Aging implementation

S

syuga2012 17 years ago

Hi Folks,

I am trying to understand how arp table entries (just used ARP as an example case) are aged out from an implementation point of view. For e.g how the timers are implemented to do the job.

Appreciate your help.

Thanks, syuga

Vote

B

bod43 17 years ago

If I was interested in this I would dig out some linux or similar source.

Vote

T

Thrill5 17 years ago

In IOS, there is a an ARP aging process that removes expired entries. I don't know specifically how this is implemented, but generically, IOS implements a scheduler, and processes are scheduled to run at specific intervals.

Vote

J

John Agosta 17 years ago

ARP (and other) timers are usually adjustable by the admin with an arp timeout or similar command. I think the default is 5 minutes.

Vote

B

bod43 17 years ago

.

By the way - On a cisco router I think the default is 14,400 seconds (4 hours) - from memory:)
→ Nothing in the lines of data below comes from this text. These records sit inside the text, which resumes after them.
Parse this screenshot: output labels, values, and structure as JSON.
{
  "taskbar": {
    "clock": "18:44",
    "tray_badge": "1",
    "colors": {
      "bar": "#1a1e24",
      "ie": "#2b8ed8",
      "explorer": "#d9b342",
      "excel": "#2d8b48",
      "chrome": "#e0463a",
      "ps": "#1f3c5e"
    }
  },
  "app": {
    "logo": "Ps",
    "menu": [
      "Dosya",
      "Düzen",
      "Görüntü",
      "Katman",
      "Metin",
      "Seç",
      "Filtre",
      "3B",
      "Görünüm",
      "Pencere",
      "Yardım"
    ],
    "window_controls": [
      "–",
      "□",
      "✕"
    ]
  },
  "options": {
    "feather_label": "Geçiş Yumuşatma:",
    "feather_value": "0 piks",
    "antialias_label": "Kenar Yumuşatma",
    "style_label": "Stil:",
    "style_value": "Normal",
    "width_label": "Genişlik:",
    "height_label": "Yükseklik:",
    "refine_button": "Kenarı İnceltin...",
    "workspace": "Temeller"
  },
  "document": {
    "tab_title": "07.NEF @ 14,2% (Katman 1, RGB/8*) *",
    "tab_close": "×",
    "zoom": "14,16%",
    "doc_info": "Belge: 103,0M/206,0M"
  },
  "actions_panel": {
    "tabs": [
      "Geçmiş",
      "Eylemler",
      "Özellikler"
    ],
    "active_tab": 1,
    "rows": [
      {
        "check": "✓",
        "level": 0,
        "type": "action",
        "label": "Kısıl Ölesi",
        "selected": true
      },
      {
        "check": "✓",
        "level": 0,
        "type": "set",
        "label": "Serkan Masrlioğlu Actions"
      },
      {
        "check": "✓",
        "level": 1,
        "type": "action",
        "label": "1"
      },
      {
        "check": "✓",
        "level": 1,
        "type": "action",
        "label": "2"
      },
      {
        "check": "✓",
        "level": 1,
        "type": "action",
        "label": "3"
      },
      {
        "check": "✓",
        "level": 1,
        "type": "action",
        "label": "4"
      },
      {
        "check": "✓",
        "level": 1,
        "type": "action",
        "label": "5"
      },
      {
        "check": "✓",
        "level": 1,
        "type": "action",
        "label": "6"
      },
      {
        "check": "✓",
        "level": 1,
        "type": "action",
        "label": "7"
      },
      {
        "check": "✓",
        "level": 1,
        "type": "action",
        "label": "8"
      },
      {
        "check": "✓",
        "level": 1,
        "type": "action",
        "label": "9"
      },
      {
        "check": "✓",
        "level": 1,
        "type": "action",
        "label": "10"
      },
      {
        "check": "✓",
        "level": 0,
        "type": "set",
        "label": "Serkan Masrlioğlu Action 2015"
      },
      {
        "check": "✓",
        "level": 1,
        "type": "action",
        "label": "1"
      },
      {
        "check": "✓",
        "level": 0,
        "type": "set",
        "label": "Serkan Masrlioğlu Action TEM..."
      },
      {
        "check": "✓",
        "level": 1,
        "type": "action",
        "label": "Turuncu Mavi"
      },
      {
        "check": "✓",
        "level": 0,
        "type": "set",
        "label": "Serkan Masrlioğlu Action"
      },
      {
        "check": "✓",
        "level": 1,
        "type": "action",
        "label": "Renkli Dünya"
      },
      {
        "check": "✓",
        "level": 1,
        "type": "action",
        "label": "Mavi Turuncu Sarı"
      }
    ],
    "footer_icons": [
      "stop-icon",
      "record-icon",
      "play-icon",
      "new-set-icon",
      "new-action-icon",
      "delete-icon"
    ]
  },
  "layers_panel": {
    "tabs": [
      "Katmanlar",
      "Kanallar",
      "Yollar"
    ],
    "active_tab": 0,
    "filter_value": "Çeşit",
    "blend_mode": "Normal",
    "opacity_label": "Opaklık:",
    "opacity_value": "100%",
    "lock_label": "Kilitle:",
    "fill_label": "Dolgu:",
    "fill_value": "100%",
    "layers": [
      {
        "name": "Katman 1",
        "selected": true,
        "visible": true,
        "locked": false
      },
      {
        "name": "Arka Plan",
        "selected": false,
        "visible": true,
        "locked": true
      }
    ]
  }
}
In other words almost forever.

Vote

T

Thrill5 17 years ago

-By the way -

-On a cisco router I think the default is 14,400 seconds

-(4 hours) - from memory:)

-

-In other words almost forever.

Yes the default is 4 hours, but if you are running HSRP on a pair of switches, you need to change the default ARP timeout to 300 seconds to match the mac-address-table timeout (which is 300 seconds or 5 minutes) on each VLAN you are running HSRP. If switch A is the HSRP router, but switch B is the router used for the return traffic, switch B can flood the traffic out the VLAN as an unknown unicast. This can happen because the mac-address-table is only updated when traffic is RECEIVED. Since switch A is the default router (because it is the active HSRP router), switch B will not see any traffic from the client, and the mac-address-table entry will age out. By setting the ARP timeout to same value as the mac-address-table timeout, you will force switch B to ARP the client every 300 seconds. When switch B receives the ARP reply, it will update the ARP entry AND the mac-address-table, ensuring that the mac-address is known and keeping everything working properly. I would consider this a bug, with the bug fix as setting the ARP timeout to match the mac-address-table timeout whenever HSRP is enabled on a layer 3 VLAN. Cisco does not officially consider this bug. If you running HSRP and see lots of unknown unicast traffic on a VLAN, you are seeing this issue.

Vote

P

Phil Harrison 17 years ago

Going somewhat OT, but..

This only happens for traffic that is assymetrically routed on outgoing and return path, typically if active HSRP instances are load-balanced across the switches, which is quite common.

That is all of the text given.